In the rearview mirror, my affair, a one-week cataclysm that cracked open the winter of 2010, seems ludicrous and resistant to comprehension: It's banal in its particulars, yet it was for me both shatteringly ecstatic and distressing. When I kissed Paul, it was the end of my first, frenzied semester as a doctoral student. I had only been married to my husband, Nick, since August. My panicked heart burned and sputtered.
I fell in love with Paul slowly, but easily. We met in a graduate seminar on nineteenth-century literature: I admired his artful, quick-witted mind and his velvety warm blue eyes. After collaborating on a class presentation, I was enthralled, but in a way that seemed chaste, even sisterly. I had never found it difficult to maintain platonic male friendships while romantically committed, so I assumed the band on my finger wouldn't bar friendship now.

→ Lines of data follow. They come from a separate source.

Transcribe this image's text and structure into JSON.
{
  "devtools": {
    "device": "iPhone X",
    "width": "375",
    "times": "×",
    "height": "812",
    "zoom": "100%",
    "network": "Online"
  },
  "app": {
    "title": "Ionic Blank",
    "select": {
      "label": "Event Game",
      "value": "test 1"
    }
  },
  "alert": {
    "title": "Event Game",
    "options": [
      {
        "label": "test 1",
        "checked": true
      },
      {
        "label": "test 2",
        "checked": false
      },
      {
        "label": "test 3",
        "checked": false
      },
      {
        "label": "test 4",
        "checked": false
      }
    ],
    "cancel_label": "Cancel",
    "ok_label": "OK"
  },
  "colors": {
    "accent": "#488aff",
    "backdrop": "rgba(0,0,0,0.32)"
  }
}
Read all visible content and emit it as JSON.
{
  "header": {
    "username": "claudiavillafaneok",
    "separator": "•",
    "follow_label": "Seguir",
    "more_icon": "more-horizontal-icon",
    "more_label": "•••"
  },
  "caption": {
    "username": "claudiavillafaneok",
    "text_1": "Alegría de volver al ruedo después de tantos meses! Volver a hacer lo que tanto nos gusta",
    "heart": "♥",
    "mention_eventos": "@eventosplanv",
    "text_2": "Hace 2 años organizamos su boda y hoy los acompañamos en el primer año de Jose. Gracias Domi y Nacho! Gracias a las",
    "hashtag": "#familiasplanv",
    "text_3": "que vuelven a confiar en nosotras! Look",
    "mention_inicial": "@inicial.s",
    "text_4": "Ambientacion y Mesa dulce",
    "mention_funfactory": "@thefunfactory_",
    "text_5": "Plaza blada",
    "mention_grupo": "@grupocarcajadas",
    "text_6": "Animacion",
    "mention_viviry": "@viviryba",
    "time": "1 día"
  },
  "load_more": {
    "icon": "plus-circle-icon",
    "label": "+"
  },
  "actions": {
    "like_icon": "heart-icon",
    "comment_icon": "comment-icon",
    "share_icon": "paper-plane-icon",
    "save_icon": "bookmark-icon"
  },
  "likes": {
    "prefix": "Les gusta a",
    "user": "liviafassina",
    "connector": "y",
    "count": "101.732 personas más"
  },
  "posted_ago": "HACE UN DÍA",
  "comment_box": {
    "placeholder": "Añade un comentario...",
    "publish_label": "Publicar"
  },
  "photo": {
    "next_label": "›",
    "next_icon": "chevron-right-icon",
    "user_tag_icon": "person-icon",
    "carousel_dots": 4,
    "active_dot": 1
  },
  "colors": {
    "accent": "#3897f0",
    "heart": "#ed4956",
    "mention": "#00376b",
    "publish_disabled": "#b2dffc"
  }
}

But once I acknowledge my attraction to a person, I am almost irrevocably distracted, my awareness totally reoriented by piqued desire and curiosity. Such was the case when, one fall evening, Paul and I grabbed a beer at a restaurant near campus. I had reassured myself that this outing was innocent—why not make friends with my new classmates? But as the night drew on and the beer eased my edges, Paul's own form, though shadowed by the dim light, seemed to solidify before me, peripheries defined, precious matter within a nothing of space. I could hold him, and I wanted to.